The world's oldest surviving bank, Monte Dei Paschi di Siena, looks set for a multi-billion-euro government bailout after admitting late last night that an eleventh-hour private rescue plan was unlikely to succeed.
Earlier in the day Italy’s parliament agreed a new €20bn (£16.8bn) bailout package for the country’s struggling lenders, with Monte dei Paschi expected to be first in the queue.
Shares in Monte dei Paschi were suspended during trading after investors reacted to warnings the bank could quickly burn through its cash on hand.
And last night the bank, founded in 1472, published a statement admitting that it had not found an anchor investor for its €5bn recapitalisation plan.
Read more: Montei dei Paschi to cut 2,600 jobs
Sources told Reuters the failure to secure an anchor investor had dissuaded other private sector institutions from supporting the plan.
“The idea that Qatar could be an anchor investor has vanished and without an anchor investor there is no demand from anyone else,” one source said.
Qatar’s sovereign wealth fund had been considering a €1bn investment as part of a rescue package.
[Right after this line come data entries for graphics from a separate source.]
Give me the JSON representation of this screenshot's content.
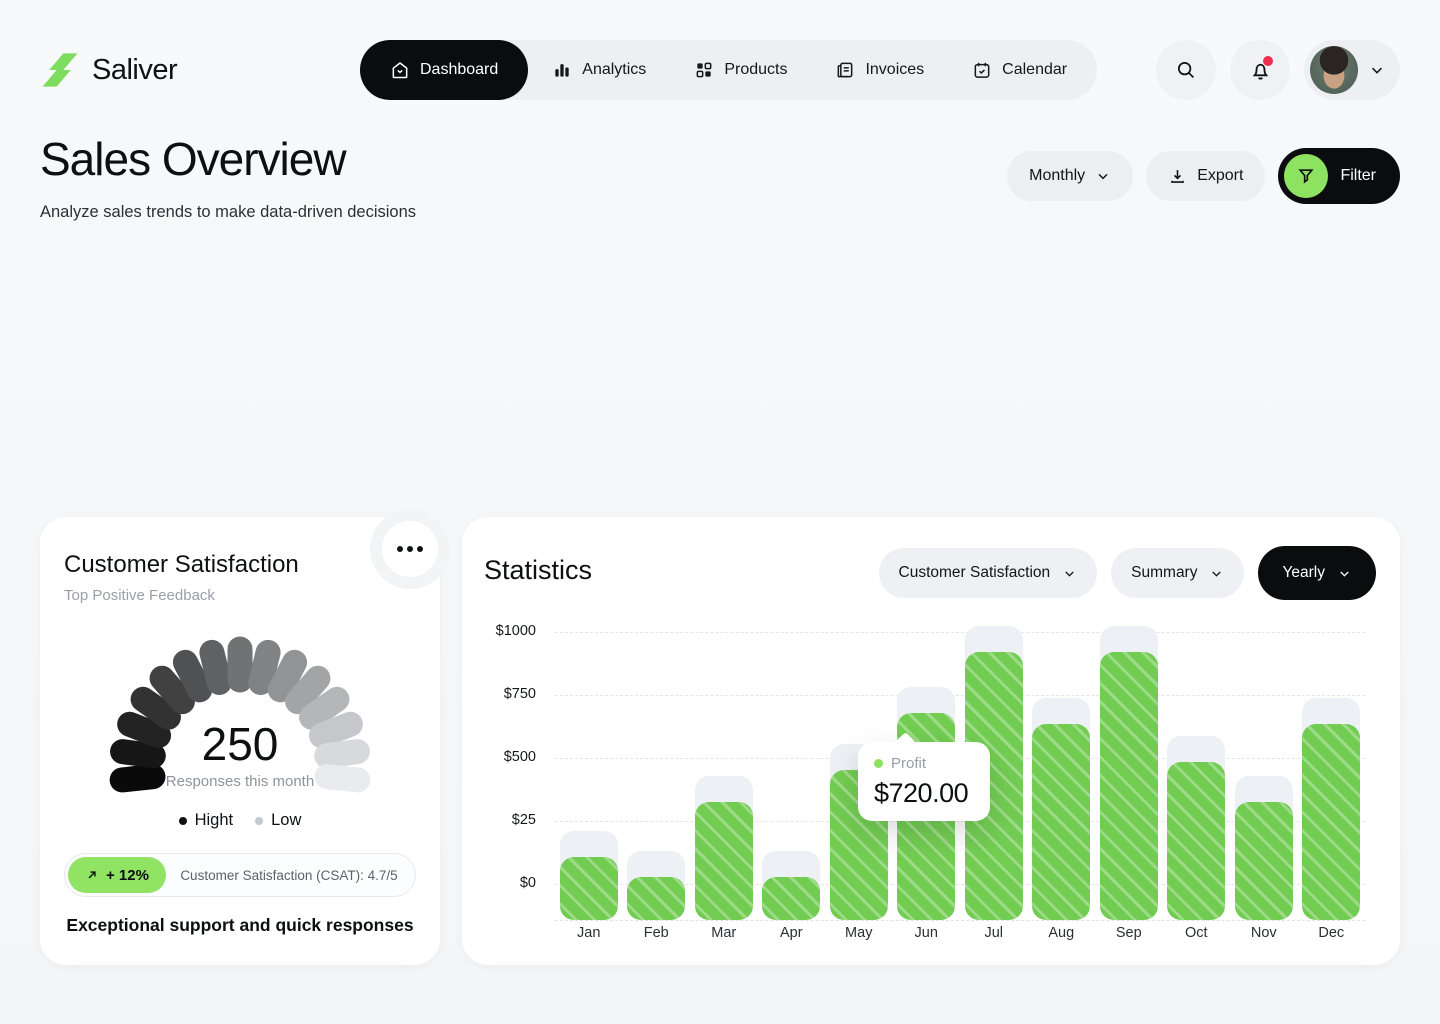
{
  "brand": {
    "name": "Saliver",
    "logo_color": "#7edd5e"
  },
  "nav": {
    "items": [
      {
        "label": "Dashboard",
        "icon": "home-icon",
        "active": true
      },
      {
        "label": "Analytics",
        "icon": "bar-chart-icon",
        "active": false
      },
      {
        "label": "Products",
        "icon": "grid-icon",
        "active": false
      },
      {
        "label": "Invoices",
        "icon": "invoice-icon",
        "active": false
      },
      {
        "label": "Calendar",
        "icon": "calendar-icon",
        "active": false
      }
    ]
  },
  "actions": {
    "search_icon": "search-icon",
    "notifications": {
      "icon": "bell-icon",
      "has_unread": true,
      "unread_color": "#ee2d4f"
    },
    "profile": {
      "icon": "chevron-down-icon"
    }
  },
  "page": {
    "title": "Sales Overview",
    "subtitle": "Analyze sales trends to make data-driven decisions"
  },
  "toolbar": {
    "period": "Monthly",
    "export_label": "Export",
    "filter_label": "Filter",
    "filter_accent": "#8ee261"
  },
  "satisfaction_card": {
    "title": "Customer Satisfaction",
    "subtitle": "Top Positive Feedback",
    "gauge": {
      "value": "250",
      "caption": "Responses this month",
      "segments": 15,
      "start_color": "#0a0a0a",
      "end_color": "#e9ebee"
    },
    "legend": [
      {
        "label": "Hight",
        "color": "#111111"
      },
      {
        "label": "Low",
        "color": "#c3c9cf"
      }
    ],
    "badge": {
      "delta": "+ 12%",
      "delta_color": "#90e363",
      "text": "Customer Satisfaction (CSAT): 4.7/5"
    },
    "footnote": "Exceptional support and quick responses"
  },
  "statistics_card": {
    "title": "Statistics",
    "filters": [
      {
        "label": "Customer Satisfaction",
        "variant": "light"
      },
      {
        "label": "Summary",
        "variant": "light"
      },
      {
        "label": "Yearly",
        "variant": "dark"
      }
    ],
    "tooltip": {
      "series": "Profit",
      "value": "$720.00",
      "month": "Jun"
    }
  },
  "chart_data": {
    "type": "bar",
    "title": "Statistics",
    "categories": [
      "Jan",
      "Feb",
      "Mar",
      "Apr",
      "May",
      "Jun",
      "Jul",
      "Aug",
      "Sep",
      "Oct",
      "Nov",
      "Dec"
    ],
    "series": [
      {
        "name": "Profit",
        "values": [
          220,
          150,
          410,
          150,
          520,
          720,
          930,
          680,
          930,
          550,
          410,
          680
        ]
      }
    ],
    "y_ticks": [
      "$1000",
      "$750",
      "$500",
      "$25",
      "$0"
    ],
    "ylim": [
      0,
      1000
    ],
    "xlabel": "",
    "ylabel": "",
    "grid": "dashed",
    "legend_position": "none",
    "bar_color": "#72cc52",
    "track_color": "#edf0f4",
    "track_extra_value": 90,
    "highlight_index": 5
  }
}
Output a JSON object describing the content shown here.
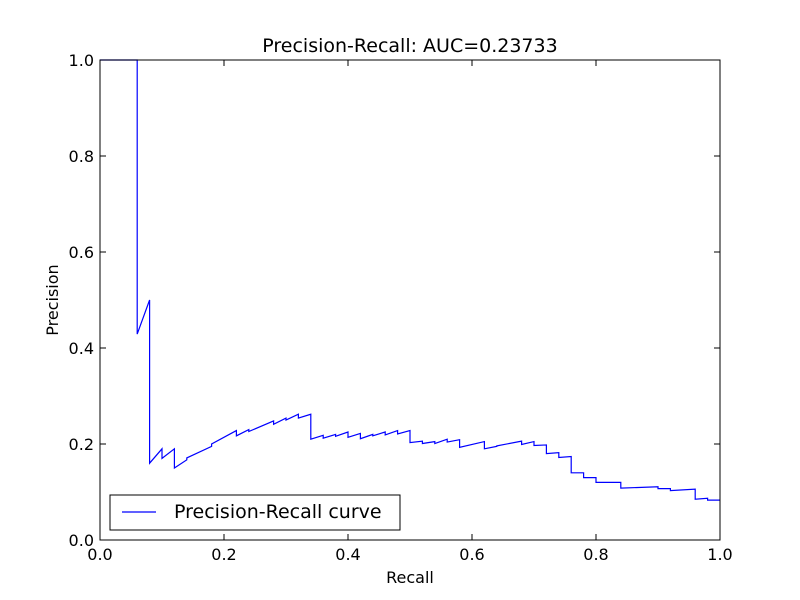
{
  "chart_data": {
    "type": "line",
    "title": "Precision-Recall: AUC=0.23733",
    "xlabel": "Recall",
    "ylabel": "Precision",
    "xlim": [
      0.0,
      1.0
    ],
    "ylim": [
      0.0,
      1.0
    ],
    "x_ticks": [
      "0.0",
      "0.2",
      "0.4",
      "0.6",
      "0.8",
      "1.0"
    ],
    "y_ticks": [
      "0.0",
      "0.2",
      "0.4",
      "0.6",
      "0.8",
      "1.0"
    ],
    "grid": false,
    "legend_position": "lower-left",
    "series": [
      {
        "name": "Precision-Recall curve",
        "color": "#0000ff",
        "x": [
          0.0,
          0.06,
          0.06,
          0.08,
          0.08,
          0.1,
          0.1,
          0.12,
          0.12,
          0.14,
          0.14,
          0.18,
          0.18,
          0.22,
          0.22,
          0.24,
          0.24,
          0.28,
          0.28,
          0.3,
          0.3,
          0.32,
          0.32,
          0.34,
          0.34,
          0.36,
          0.36,
          0.38,
          0.38,
          0.4,
          0.4,
          0.42,
          0.42,
          0.44,
          0.44,
          0.46,
          0.46,
          0.48,
          0.48,
          0.5,
          0.5,
          0.52,
          0.52,
          0.54,
          0.54,
          0.56,
          0.56,
          0.58,
          0.58,
          0.62,
          0.62,
          0.64,
          0.64,
          0.68,
          0.68,
          0.7,
          0.7,
          0.72,
          0.72,
          0.74,
          0.74,
          0.76,
          0.76,
          0.78,
          0.78,
          0.8,
          0.8,
          0.84,
          0.84,
          0.9,
          0.9,
          0.92,
          0.92,
          0.96,
          0.96,
          0.98,
          0.98,
          1.0
        ],
        "y": [
          1.0,
          1.0,
          0.429,
          0.5,
          0.16,
          0.19,
          0.17,
          0.19,
          0.15,
          0.167,
          0.171,
          0.195,
          0.2,
          0.228,
          0.217,
          0.23,
          0.226,
          0.248,
          0.241,
          0.254,
          0.25,
          0.262,
          0.254,
          0.262,
          0.21,
          0.218,
          0.212,
          0.22,
          0.216,
          0.225,
          0.214,
          0.222,
          0.211,
          0.22,
          0.217,
          0.225,
          0.219,
          0.228,
          0.221,
          0.228,
          0.203,
          0.206,
          0.201,
          0.205,
          0.201,
          0.21,
          0.204,
          0.209,
          0.193,
          0.205,
          0.19,
          0.195,
          0.196,
          0.206,
          0.199,
          0.205,
          0.197,
          0.198,
          0.18,
          0.182,
          0.172,
          0.174,
          0.14,
          0.14,
          0.13,
          0.13,
          0.12,
          0.12,
          0.108,
          0.111,
          0.107,
          0.107,
          0.103,
          0.106,
          0.085,
          0.087,
          0.083,
          0.083
        ]
      }
    ]
  }
}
Earlier this week, the bank announced it was extending its share offer in a last ditch
attempt to fund a private-sector bailout, with the deadline for retail investors being set for yesterday and for institutional investors at 1pm GMT today.
Now, however, the bank seems all-but-certain to tap the Italian government’s new bailout fund instead.
Under EU bailout rules, investors must bear some of the losses before taxpayer money can be used to save a bank.
Prime Minister Paolo Gentiloni’s new government is expected to meet this week to issue an emergency decree to bail out Italy’s third-largest bank. This would open up Monte dei Paschi’s 40,000 retail bondholders to losses.
Shares in the bank plummeted more than 17 per cent yesterday, eventually closing down 12.1 per cent at €16.30.